Turkey kept interest rates unchanged for a fourth straight month despite a surge in inflation past 60%, putting more onus on the central bank’s unconventional policies to tether the lira.
According to Bloomberg, the Monetary Policy Committee held its benchmark at 14% on Thursday, as forecast by all analysts surveyed by Bloomberg, prolonging a pause in place since it halted a series of rate cuts at the end of last year. The decision reflects a risky balancing act that hinges on keeping Turkey’s currency stable for longer with measures that include foreign-exchange sales by state banks and a costly program to shield savers from lira weakness. Rather than adding to Turkey’s rate buffer, authorities are now leaning even more heavily on other policies that could bring in more hard currency and boost the central bank’s reserves.
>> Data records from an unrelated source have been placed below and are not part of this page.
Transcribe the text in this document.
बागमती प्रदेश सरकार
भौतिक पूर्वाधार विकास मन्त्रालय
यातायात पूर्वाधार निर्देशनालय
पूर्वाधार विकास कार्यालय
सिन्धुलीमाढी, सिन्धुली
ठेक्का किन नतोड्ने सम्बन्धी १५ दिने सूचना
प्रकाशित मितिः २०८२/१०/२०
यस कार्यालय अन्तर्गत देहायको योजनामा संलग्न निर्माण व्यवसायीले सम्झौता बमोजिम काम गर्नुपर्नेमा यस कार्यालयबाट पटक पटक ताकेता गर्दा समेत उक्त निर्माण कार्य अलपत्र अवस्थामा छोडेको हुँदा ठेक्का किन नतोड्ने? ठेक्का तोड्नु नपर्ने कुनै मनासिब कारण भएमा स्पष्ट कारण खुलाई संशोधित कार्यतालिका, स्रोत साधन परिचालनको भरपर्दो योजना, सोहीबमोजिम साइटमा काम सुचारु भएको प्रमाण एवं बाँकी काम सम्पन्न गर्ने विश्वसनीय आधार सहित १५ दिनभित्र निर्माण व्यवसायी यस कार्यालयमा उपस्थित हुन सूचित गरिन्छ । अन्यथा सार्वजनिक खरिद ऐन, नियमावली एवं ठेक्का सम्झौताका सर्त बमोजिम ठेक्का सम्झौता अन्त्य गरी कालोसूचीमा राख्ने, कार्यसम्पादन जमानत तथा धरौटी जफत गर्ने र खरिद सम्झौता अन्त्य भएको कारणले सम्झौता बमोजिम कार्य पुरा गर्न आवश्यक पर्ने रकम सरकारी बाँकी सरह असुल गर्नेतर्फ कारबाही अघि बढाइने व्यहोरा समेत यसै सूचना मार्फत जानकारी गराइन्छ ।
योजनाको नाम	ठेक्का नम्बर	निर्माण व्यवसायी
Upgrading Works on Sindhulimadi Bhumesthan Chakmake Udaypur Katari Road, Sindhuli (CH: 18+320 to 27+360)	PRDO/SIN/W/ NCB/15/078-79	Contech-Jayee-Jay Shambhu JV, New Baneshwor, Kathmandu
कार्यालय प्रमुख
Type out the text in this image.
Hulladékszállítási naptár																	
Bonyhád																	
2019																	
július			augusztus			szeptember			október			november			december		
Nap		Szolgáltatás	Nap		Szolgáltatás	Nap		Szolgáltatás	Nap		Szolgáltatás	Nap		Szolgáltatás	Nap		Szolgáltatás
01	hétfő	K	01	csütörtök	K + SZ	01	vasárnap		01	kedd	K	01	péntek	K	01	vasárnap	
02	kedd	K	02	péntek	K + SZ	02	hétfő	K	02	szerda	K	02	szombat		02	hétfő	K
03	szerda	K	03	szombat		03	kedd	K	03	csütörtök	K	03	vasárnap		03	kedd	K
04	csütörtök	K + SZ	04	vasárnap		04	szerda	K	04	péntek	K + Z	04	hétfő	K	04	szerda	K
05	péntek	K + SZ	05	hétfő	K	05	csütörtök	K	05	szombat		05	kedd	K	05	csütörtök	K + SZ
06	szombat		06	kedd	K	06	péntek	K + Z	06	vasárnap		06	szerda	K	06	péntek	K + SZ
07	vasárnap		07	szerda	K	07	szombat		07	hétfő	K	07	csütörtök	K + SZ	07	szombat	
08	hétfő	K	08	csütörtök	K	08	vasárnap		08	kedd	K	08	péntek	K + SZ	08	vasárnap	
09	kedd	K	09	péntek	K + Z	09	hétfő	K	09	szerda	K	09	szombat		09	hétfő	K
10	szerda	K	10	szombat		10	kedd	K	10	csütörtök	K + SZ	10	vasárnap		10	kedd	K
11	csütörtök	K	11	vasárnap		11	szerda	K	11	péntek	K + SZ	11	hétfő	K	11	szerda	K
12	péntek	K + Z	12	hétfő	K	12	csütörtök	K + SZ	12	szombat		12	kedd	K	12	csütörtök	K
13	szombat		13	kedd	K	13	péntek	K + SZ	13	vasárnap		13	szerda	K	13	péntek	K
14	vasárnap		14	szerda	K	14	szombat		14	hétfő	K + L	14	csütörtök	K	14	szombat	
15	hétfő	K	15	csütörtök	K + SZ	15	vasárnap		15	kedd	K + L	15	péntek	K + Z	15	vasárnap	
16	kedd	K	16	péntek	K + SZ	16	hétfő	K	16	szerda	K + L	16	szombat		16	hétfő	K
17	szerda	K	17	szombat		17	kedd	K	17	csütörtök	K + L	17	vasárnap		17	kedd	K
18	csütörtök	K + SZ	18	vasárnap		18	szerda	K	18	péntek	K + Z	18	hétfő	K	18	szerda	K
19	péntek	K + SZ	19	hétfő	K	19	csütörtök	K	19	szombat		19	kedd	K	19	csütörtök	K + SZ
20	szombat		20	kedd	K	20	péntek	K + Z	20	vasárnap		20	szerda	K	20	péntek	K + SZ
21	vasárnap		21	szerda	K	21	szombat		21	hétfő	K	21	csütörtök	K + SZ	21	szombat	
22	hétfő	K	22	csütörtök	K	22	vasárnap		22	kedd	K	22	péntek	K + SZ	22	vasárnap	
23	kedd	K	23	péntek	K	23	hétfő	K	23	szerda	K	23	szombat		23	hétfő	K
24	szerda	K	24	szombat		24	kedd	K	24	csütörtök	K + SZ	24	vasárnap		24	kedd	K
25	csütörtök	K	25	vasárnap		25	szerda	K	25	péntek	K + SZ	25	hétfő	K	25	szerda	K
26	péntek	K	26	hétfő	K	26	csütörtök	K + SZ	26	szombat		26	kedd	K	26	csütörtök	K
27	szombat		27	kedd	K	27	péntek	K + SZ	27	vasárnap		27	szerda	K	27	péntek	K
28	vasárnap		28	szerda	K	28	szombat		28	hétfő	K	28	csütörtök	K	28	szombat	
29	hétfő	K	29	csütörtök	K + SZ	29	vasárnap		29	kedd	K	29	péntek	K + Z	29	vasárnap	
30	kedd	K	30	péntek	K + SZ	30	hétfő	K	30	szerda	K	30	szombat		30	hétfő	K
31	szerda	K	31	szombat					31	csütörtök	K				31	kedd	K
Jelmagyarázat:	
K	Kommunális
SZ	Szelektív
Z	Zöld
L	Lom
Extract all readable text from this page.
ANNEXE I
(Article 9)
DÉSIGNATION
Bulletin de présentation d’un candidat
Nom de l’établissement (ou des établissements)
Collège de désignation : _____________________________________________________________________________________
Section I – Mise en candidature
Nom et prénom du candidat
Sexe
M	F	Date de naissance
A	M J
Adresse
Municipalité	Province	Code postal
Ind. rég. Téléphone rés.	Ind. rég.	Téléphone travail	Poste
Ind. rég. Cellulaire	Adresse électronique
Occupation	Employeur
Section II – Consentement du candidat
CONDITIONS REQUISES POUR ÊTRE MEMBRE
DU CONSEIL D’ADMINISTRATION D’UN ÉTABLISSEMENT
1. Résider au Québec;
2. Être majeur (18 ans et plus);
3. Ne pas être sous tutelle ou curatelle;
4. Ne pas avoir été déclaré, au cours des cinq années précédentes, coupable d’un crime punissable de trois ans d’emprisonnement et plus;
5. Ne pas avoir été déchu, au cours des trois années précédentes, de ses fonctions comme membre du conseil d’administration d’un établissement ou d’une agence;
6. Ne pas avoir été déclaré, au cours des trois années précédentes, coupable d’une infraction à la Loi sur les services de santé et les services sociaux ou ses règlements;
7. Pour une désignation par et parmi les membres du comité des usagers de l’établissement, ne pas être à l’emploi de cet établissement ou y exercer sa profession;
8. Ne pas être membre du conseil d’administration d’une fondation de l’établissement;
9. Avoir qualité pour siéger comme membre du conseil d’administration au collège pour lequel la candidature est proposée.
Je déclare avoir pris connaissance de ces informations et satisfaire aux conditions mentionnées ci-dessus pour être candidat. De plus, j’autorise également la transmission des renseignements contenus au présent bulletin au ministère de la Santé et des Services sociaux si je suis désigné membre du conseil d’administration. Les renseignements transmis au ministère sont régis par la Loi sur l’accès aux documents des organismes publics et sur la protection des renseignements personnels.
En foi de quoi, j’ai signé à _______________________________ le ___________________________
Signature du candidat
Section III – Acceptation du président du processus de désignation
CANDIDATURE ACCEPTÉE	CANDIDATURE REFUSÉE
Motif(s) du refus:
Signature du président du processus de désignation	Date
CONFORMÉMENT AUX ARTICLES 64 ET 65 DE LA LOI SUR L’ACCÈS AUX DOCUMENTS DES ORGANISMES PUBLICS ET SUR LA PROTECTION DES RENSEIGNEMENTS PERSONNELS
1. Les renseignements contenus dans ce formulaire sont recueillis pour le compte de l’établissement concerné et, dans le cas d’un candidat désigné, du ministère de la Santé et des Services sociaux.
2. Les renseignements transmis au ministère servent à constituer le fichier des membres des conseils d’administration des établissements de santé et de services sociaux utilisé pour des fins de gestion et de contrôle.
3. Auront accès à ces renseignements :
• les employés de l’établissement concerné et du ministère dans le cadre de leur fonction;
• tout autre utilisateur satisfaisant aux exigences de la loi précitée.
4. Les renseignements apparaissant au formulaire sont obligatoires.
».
Deepening trade imbalances and the world’s most negative borrowing costs when adjusted for prices have made the $800 billion economy increasingly vulnerable at a time of intensifying global tightening led by the U.S. Federal Reserve.
Turkish policy makers said in Thursday’s decision that they were keeping an eye on the nation’s current account with higher energy prices widening the trade gap. The central bank is also assessing growth in long-term investment loans against the need to keep the current-account in check.
“In this context, the committee decided to strengthen the macroprudential policy set,” the bank said, leaving the door open for fringe measures that might be used to keep credit growth strong without further stoking inflation.
Under pressure from President Recep Tayyip Erdogan, a self-described “enemy” of interest rates, the central bank led by Governor Sahap Kavcioglu has yet to signal it’s anywhere near a policy adjustment after ending last year with 500 basis points in monetary easing. The multiple rounds of rate cuts triggered a collapse in the currency and touched off inflation.
The soaring cost of commodities and energy has left Turkey more exposed this year. Central banks around the world are meanwhile raising rates to combat inflation amid risks from Russia’s special operation in Ukraine and worsening supply-chain disruptions.
Turkey’s currency moved little after the decision and was trading 0.2% weaker at 14.6210 per dollar as of 2:19 p.m. in Istanbul. It’s down nearly 45% from a year earlier, the biggest drop among major currencies tracked by Bloomberg, but most of that decline took place in 2021.
A somewhat more stable lira in recent months has hardly moved the needle for inflation, which surged in March to a fresh two-decade high of over 61% from a year earlier. Finance Minister Nureddin Nebati now anticipates price growth to start declining from December -- after earlier predicting it could peak in April and then expecting it will slow from this summer.